Most of what people ask ChatGPT can’t be tracked in traditional keyword tools
Here’s what happened:
Semrush published a clickstream analysis of 17 months of ChatGPT usage data. The headline finding: between 65% and 85% of ChatGPT prompts have no matching keyword in Semrush’s database. They’re queries that simply don’t exist in traditional search.
Meanwhile, ChatGPT’s outbound referral traffic grew 206% year over year (Jan ‘25 vs Jan ‘26), and the share of that referral traffic going back to Google climbed from 14% to over 21%.
Why this news matters:
This data puts hard numbers to a problem: The majority of AI-driven discovery is invisible to existing measurement tools. If 65-85% of prompts don’t match any keyword, then optimizing for keywords only captures a fraction of the surface where your brand could show up.
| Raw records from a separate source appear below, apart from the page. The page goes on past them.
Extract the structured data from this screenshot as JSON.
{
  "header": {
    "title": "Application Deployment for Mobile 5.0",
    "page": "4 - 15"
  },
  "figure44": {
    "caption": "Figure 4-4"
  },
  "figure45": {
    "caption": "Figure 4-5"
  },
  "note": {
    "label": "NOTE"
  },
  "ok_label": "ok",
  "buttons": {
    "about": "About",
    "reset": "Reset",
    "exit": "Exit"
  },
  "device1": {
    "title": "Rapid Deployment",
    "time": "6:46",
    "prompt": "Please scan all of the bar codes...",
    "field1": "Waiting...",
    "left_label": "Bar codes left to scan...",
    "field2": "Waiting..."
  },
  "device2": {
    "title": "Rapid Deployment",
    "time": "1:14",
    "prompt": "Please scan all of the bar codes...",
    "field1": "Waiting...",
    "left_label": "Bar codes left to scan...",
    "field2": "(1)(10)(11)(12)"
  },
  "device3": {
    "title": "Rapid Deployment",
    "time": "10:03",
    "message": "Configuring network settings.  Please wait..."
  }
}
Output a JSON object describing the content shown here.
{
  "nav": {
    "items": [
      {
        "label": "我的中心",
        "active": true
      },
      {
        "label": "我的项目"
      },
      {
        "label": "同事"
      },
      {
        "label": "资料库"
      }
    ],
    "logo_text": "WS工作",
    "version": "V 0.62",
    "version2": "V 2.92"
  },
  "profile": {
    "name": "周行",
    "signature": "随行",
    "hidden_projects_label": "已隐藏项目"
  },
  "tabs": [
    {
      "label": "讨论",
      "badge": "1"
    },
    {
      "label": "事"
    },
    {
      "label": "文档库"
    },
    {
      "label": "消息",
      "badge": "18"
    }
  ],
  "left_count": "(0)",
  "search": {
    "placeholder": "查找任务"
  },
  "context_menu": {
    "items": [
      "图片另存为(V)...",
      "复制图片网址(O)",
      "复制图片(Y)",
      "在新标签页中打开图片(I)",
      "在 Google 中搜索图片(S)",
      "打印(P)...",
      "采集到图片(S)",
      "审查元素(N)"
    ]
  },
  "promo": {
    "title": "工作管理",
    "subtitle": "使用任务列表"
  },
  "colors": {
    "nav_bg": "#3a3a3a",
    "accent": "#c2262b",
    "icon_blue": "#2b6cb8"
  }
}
The referral traffic growth also flips the narrative that ChatGPT is purely cannibalizing Google. It’s creating a new discovery loop where users bounce between AI and search.
My take on this:
This is the strongest evidence yet that AI search and traditional search are becoming complementary surfaces, not substitutes. The keyword-invisible prompts are where the opportunity lives: long, conversational, context-rich queries that reward brands with deep, authoritative content. The fact that ChatGPT sends a growing share of its referral traffic back to Google suggests users treat ChatGPT as a starting point for research, not a final destination. Sites need to show up in both places.
Here’s what to do:
Stop treating your keyword list as the complete map of how people find you.
Start monitoring your AI citations (tools like Ahrefs and Semrush now offer this).
Look at your analytics for referral traffic from chat.openai.com and chatgpt.com.
Find real user questions in sales conversations or customer research.
If these are both growing, that’s signal that your content is being cited in prompts you’ll never see in a keyword report. Build content for the questions your customers actually ask, not just the queries they type into Google.